Colorado live music economy hits $500m with new venues
Colorado live music economy hits $500m with new venues
Live music brings in $500 million a year in Colorado. If you ask J.W. Roth, there’s still room to grow.
Eric Peterson // September 24, 2025
The founder and CEO of Colorado Springs-based VENU Holding Corporation (NYSE American: VENU), Roth is a fifth-generation Coloradan and serial entrepreneur who caromed from biotechnology to prepared foods to real estate development to venture capital before he parlayed his passion for music into VENU in 2017.
Roth says he’s building a new model in the concert business that takes a page from professional sports. “I started VENU because I saw a gap in the live entertainment industry,” he says. “While industries like Major League Baseball and the NFL had spent years refining every detail of the fan experience, maximizing dwell time, enhancing amenities and creating unforgettable moments, the music industry hadn’t caught up. The level of intentionality just wasn’t there.”

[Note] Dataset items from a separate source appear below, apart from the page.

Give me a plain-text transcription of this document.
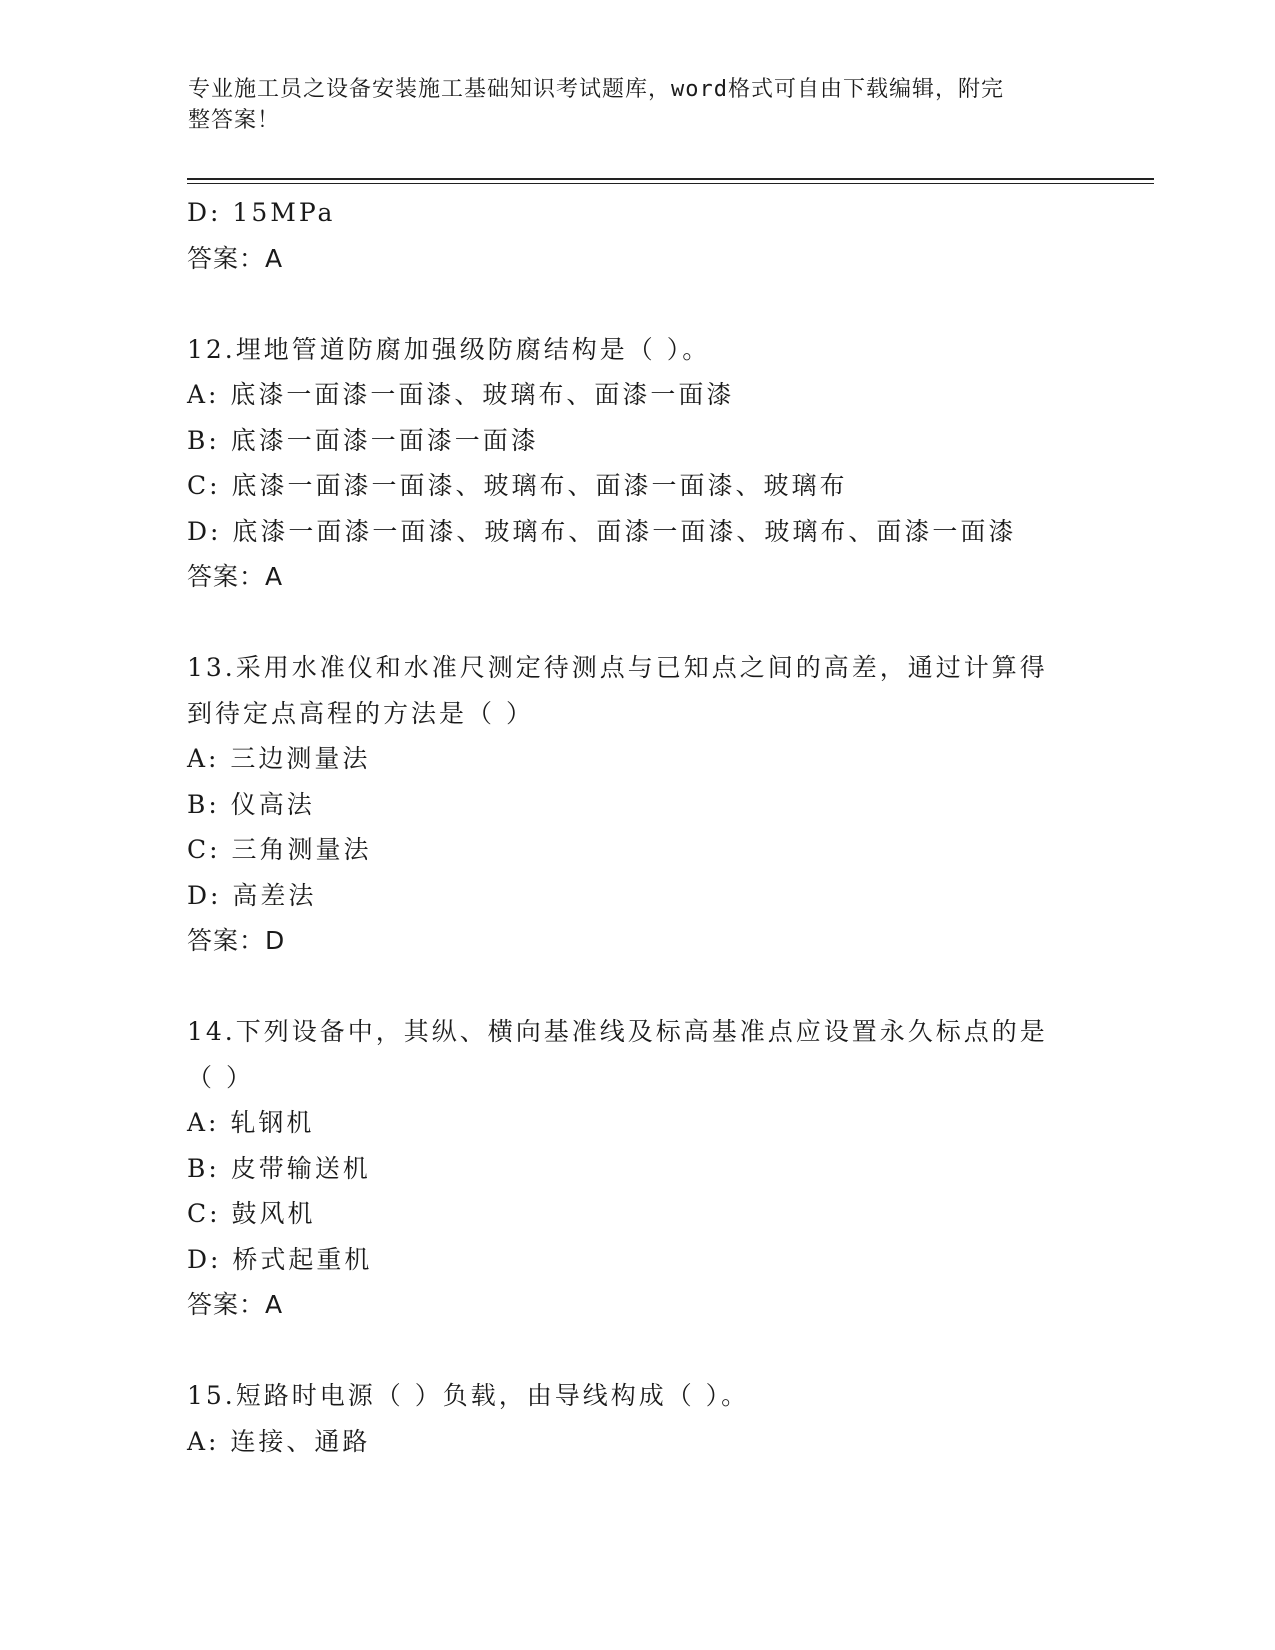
专业施工员之设备安装施工基础知识考试题库，word格式可自由下载编辑，附完
整答案！
D: 15MPa
答案：A
12.埋地管道防腐加强级防腐结构是（ ）。
A: 底漆一面漆一面漆、玻璃布、面漆一面漆
B: 底漆一面漆一面漆一面漆
C: 底漆一面漆一面漆、玻璃布、面漆一面漆、玻璃布
D: 底漆一面漆一面漆、玻璃布、面漆一面漆、玻璃布、面漆一面漆
答案：A
13.采用水准仪和水准尺测定待测点与已知点之间的高差，通过计算得
到待定点高程的方法是（ ）
A: 三边测量法
B: 仪高法
C: 三角测量法
D: 高差法
答案：D
14.下列设备中，其纵、横向基准线及标高基准点应设置永久标点的是
（ ）
A: 轧钢机
B: 皮带输送机
C: 鼓风机
D: 桥式起重机
答案：A
15.短路时电源（ ）负载，由导线构成（ ）。
A: 连接、通路
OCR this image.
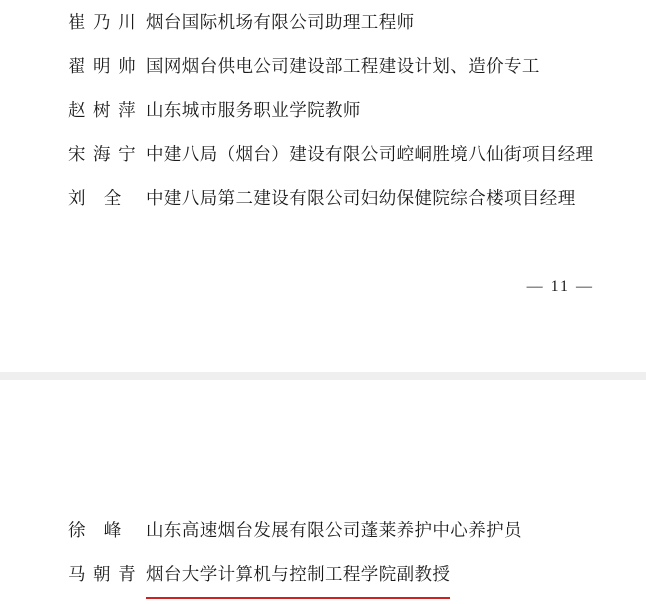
崔乃川 烟台国际机场有限公司助理工程师
翟明帅 国网烟台供电公司建设部工程建设计划、造价专工
赵树萍 山东城市服务职业学院教师
宋海宁 中建八局（烟台）建设有限公司崆峒胜境八仙街项目经理
刘　全	中建八局第二建设有限公司妇幼保健院综合楼项目经理
— 11 —
徐　峰	山东高速烟台发展有限公司蓬莱养护中心养护员
马朝青 烟台大学计算机与控制工程学院副教授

The $130 million, 8,000-seat Ford Amphitheater on the north side of Colorado Springs has been the standard bearer for this vision since it opened in August 2024. Roth says his experience as a rock fan (he’s an avid vinyl and guitar collector whose first date with his wife was a Lynyrd Skynyrd concert) informed the venue’s design. At Ford Amphitheater, that means wider seats and aisles, lower ticket prices and 130 Luxe FireSuites, luxury suites with fire pits and dedicated restrooms. VENU has already sold 90 of them for $250,000 apiece.
The missing piece
Levitt Pavilion Denver strikes a balance between bar sales and community support. The Denver offshoot of a national nonprofit, the 6,500-capacity outdoor venue opened in Denver’s Ruby Hill Park in 2017. The construction budget was about $5 million.
“Levitt really exists in this space between the larger music venues that are typically for-profit enterprises and a nonprofit, mission-driven model,” says Meghan McNamara, the venue’s executive director. “Most music venues of our size, with our production capacity, are for-profit organizations, and I think what we offer the community is something that is often missing from a lot of music markets.”
The missing piece was “an accessible, all-ages venue where the programming looked a little bit different,” says McNamara. “Ninety percent of what we do each season is free to the public, but concessions and rental and a couple of our own ticketed shows really help create a robust earned revenue stream that a lot of arts organizations are struggling with.”